Namun, benang merah itu membuat Sea harus merasakan hal yang dibencinya. Masuk ke dalam tubuh seorang istri solehah nan lembut dan mencoba berbakti kepada lelaki berlabel suami. Pesta pernikahan hanya pernah dia rasakan dalam mimpi. Ya, mimpi liarnya sebelum hari itu.

Tanpa mengulur waktu, Sea keluar dari kamar Hana dengan langkah yang masih tertatih. Kondisi fisiknya butuh banyak latihan agar bekerja seperti manusia normal. Karena dia tak mau ikut latihan fisik di rumah sakit, maka kesembuhannya sedikit lambat.

Namun, tak mengapa, Sea masih bisa menuruni tangga rumah megah itu dengan anggun. Meski di kaki tak melekat sandal yang cantik dengan hak beberapa senti, dia tetap terlihat mempesona. Setidaknya membuat mata tajam pria bernama Gavin itu terpaku padanya dari ujung tangga atas sampai ke bawah. Tak hanya itu, kedua wanita berbusana nuansa bebungaan juga bengong melihat langkah milik Hana.

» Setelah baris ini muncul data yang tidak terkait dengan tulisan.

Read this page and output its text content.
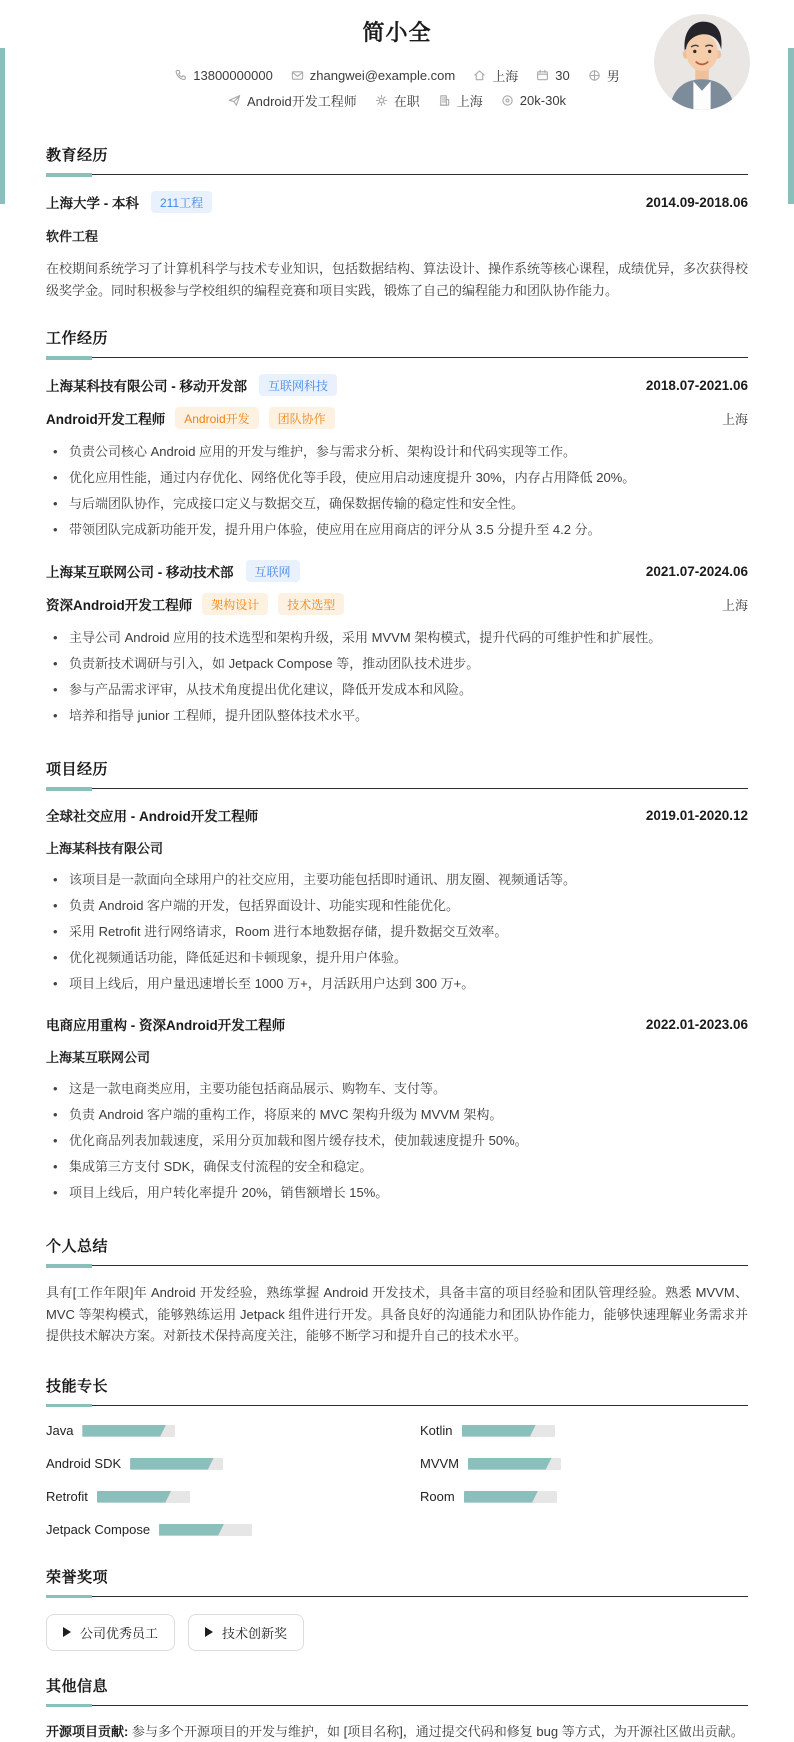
简小全
13800000000	zhangwei@example.com	上海	30	男
Android开发工程师	在职	上海	20k-30k
教育经历
上海大学 - 本科	211工程	2014.09-2018.06
软件工程
在校期间系统学习了计算机科学与技术专业知识，包括数据结构、算法设计、操作系统等核心课程，成绩优异，多次获得校级奖学金。同时积极参与学校组织的编程竞赛和项目实践，锻炼了自己的编程能力和团队协作能力。
工作经历
上海某科技有限公司 - 移动开发部	互联网科技	2018.07-2021.06
Android开发工程师	Android开发	团队协作	上海
• 负责公司核心 Android 应用的开发与维护，参与需求分析、架构设计和代码实现等工作。
• 优化应用性能，通过内存优化、网络优化等手段，使应用启动速度提升 30%，内存占用降低 20%。
• 与后端团队协作，完成接口定义与数据交互，确保数据传输的稳定性和安全性。
• 带领团队完成新功能开发，提升用户体验，使应用在应用商店的评分从 3.5 分提升至 4.2 分。
上海某互联网公司 - 移动技术部	互联网	2021.07-2024.06
资深Android开发工程师	架构设计	技术选型	上海
• 主导公司 Android 应用的技术选型和架构升级，采用 MVVM 架构模式，提升代码的可维护性和扩展性。
• 负责新技术调研与引入，如 Jetpack Compose 等，推动团队技术进步。
• 参与产品需求评审，从技术角度提出优化建议，降低开发成本和风险。
• 培养和指导 junior 工程师，提升团队整体技术水平。
项目经历
全球社交应用 - Android开发工程师	2019.01-2020.12
上海某科技有限公司
• 该项目是一款面向全球用户的社交应用，主要功能包括即时通讯、朋友圈、视频通话等。
• 负责 Android 客户端的开发，包括界面设计、功能实现和性能优化。
• 采用 Retrofit 进行网络请求，Room 进行本地数据存储，提升数据交互效率。
• 优化视频通话功能，降低延迟和卡顿现象，提升用户体验。
• 项目上线后，用户量迅速增长至 1000 万+，月活跃用户达到 300 万+。
电商应用重构 - 资深Android开发工程师	2022.01-2023.06
上海某互联网公司
• 这是一款电商类应用，主要功能包括商品展示、购物车、支付等。
• 负责 Android 客户端的重构工作，将原来的 MVC 架构升级为 MVVM 架构。
• 优化商品列表加载速度，采用分页加载和图片缓存技术，使加载速度提升 50%。
• 集成第三方支付 SDK，确保支付流程的安全和稳定。
• 项目上线后，用户转化率提升 20%，销售额增长 15%。
个人总结
具有[工作年限]年 Android 开发经验，熟练掌握 Android 开发技术，具备丰富的项目经验和团队管理经验。熟悉 MVVM、MVC 等架构模式，能够熟练运用 Jetpack 组件进行开发。具备良好的沟通能力和团队协作能力，能够快速理解业务需求并提供技术解决方案。对新技术保持高度关注，能够不断学习和提升自己的技术水平。
技能专长
Java	Kotlin
Android SDK	MVVM
Retrofit	Room
Jetpack Compose
荣誉奖项
公司优秀员工	技术创新奖
其他信息
开源项目贡献: 参与多个开源项目的开发与维护，如 [项目名称]，通过提交代码和修复 bug 等方式，为开源社区做出贡献。
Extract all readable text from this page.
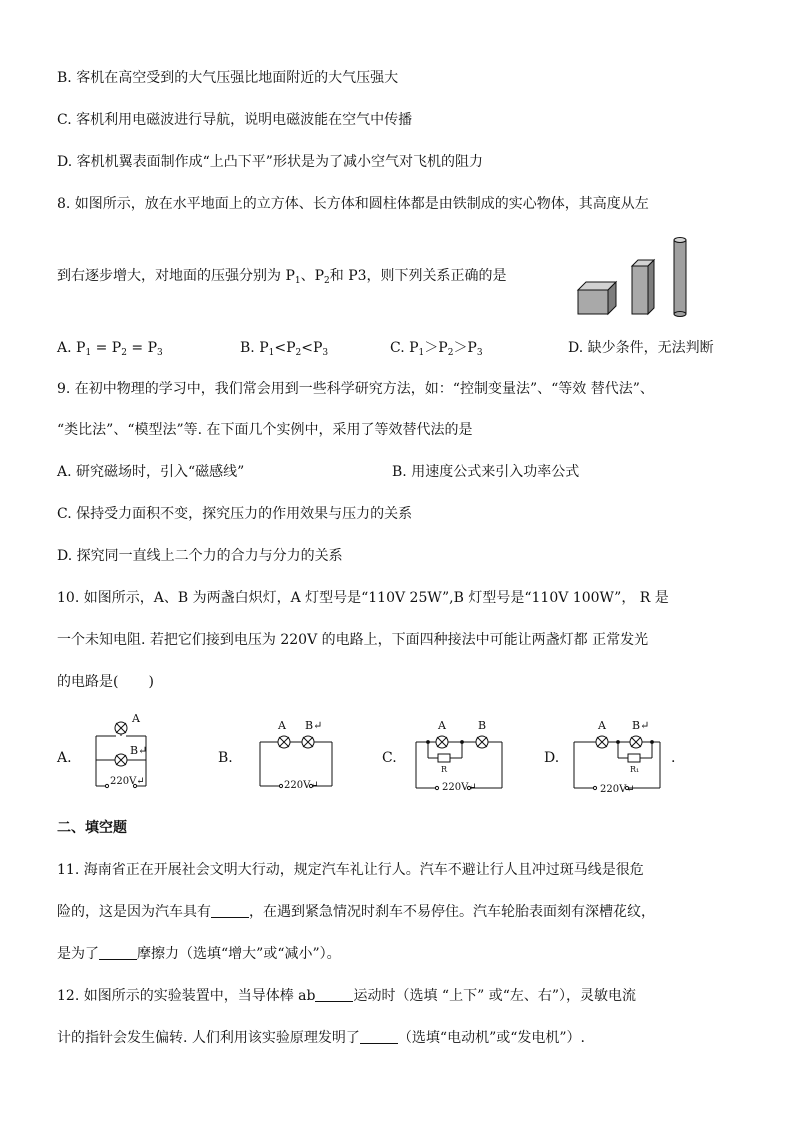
B. 客机在高空受到的大气压强比地面附近的大气压强大
C. 客机利用电磁波进行导航，说明电磁波能在空气中传播
D. 客机机翼表面制作成“上凸下平”形状是为了减小空气对飞机的阻力
8. 如图所示，放在水平地面上的立方体、长方体和圆柱体都是由铁制成的实心物体，其高度从左
到右逐步增大，对地面的压强分别为 $P_1$、$P_2$和 P3，则下列关系正确的是
A. $P_1 = P_2 = P_3$	B. $P_1<P_2<P_3$	C. $P_1>P_2>P_3$	D. 缺少条件，无法判断
9. 在初中物理的学习中，我们常会用到一些科学研究方法，如：“控制变量法”、“等效 替代法”、
“类比法”、“模型法”等. 在下面几个实例中，采用了等效替代法的是
A. 研究磁场时，引入“磁感线”	B. 用速度公式来引入功率公式
C. 保持受力面积不变，探究压力的作用效果与压力的关系
D. 探究同一直线上二个力的合力与分力的关系
10. 如图所示，A、B 为两盏白炽灯，A 灯型号是“110V 25W”,B 灯型号是“110V 100W”， R 是
一个未知电阻. 若把它们接到电压为 220V 的电路上，下面四种接法中可能让两盏灯都 正常发光
的电路是( )
A.
A
B↵
220V↵
B.
A B↵
220V↵
C.
A	B
R
220V↵
D.
A B↵
R₁
220V↵
.
二、填空题
11. 海南省正在开展社会文明大行动，规定汽车礼让行人。汽车不避让行人且冲过斑马线是很危
险的，这是因为汽车具有	，在遇到紧急情况时刹车不易停住。汽车轮胎表面刻有深槽花纹，
是为了	摩擦力（选填“增大”或“减小”）。
12. 如图所示的实验装置中，当导体棒 ab	运动时（选填 “上下” 或“左、右”），灵敏电流
计的指针会发生偏转. 人们利用该实验原理发明了	（选填“电动机”或“发电机”）.
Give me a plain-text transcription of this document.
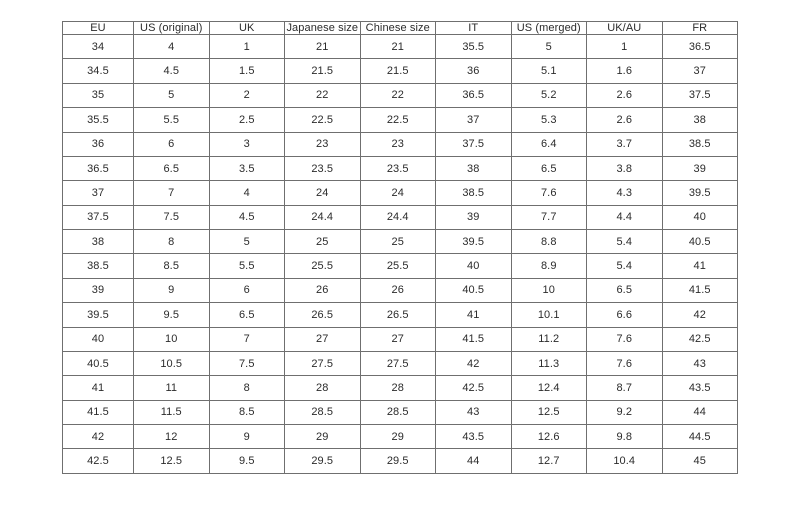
EU	US (original)	UK	Japanese size	Chinese size	IT	US (merged)	UK/AU	FR
34	4	1	21	21	35.5	5	1	36.5
34.5	4.5	1.5	21.5	21.5	36	5.1	1.6	37
35	5	2	22	22	36.5	5.2	2.6	37.5
35.5	5.5	2.5	22.5	22.5	37	5.3	2.6	38
36	6	3	23	23	37.5	6.4	3.7	38.5
36.5	6.5	3.5	23.5	23.5	38	6.5	3.8	39
37	7	4	24	24	38.5	7.6	4.3	39.5
37.5	7.5	4.5	24.4	24.4	39	7.7	4.4	40
38	8	5	25	25	39.5	8.8	5.4	40.5
38.5	8.5	5.5	25.5	25.5	40	8.9	5.4	41
39	9	6	26	26	40.5	10	6.5	41.5
39.5	9.5	6.5	26.5	26.5	41	10.1	6.6	42
40	10	7	27	27	41.5	11.2	7.6	42.5
40.5	10.5	7.5	27.5	27.5	42	11.3	7.6	43
41	11	8	28	28	42.5	12.4	8.7	43.5
41.5	11.5	8.5	28.5	28.5	43	12.5	9.2	44
42	12	9	29	29	43.5	12.6	9.8	44.5
42.5	12.5	9.5	29.5	29.5	44	12.7	10.4	45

Tidak usah diragukan, jiwa di dalam Hana adalah Sea. Dia adalah pramugari tahun ketiga yang sudah fasih berjalan anggun di tengah lorong kabin, bahkan saat ada guncangan turbulensi.

“Cantiknya,” bisik Mami Hana sambil menyenggol pelan lengan sang suami.

“Hana, ini Ibu Padmi Supadio, ibu mertuamu,” Papi Hana menunjuk sang besan yang masih bengong dengan sopan. “Yang di sebelahnya Kalila Supadio, adik iparmu.”

Mereka bengong mungkin karena takjub. Hana hadir dengan nuansa yang baru. Wajahnya Hana, tapi ingatannya kosong. Mungkin sejenis itu. Jelas, sorot mata Hana berubah. Biasanya lebih banyak menunduk hormat, tapi sekarang malah mengangkat sedikit dagunya. Sombong.

Biasanya dia selalu menghambur riang ke arah mertuanya, sekarang tidak lagi. Sea malah membawa tubuh Hana ke dalam keheningan dan sedikit rasa angkuh. Main perasaan saja, sambutan si ibu mertua tidak sebanding jika harus dibalas sapaan riang dan ramah. Tatapan mata yang sama-sama angkuh, pasti.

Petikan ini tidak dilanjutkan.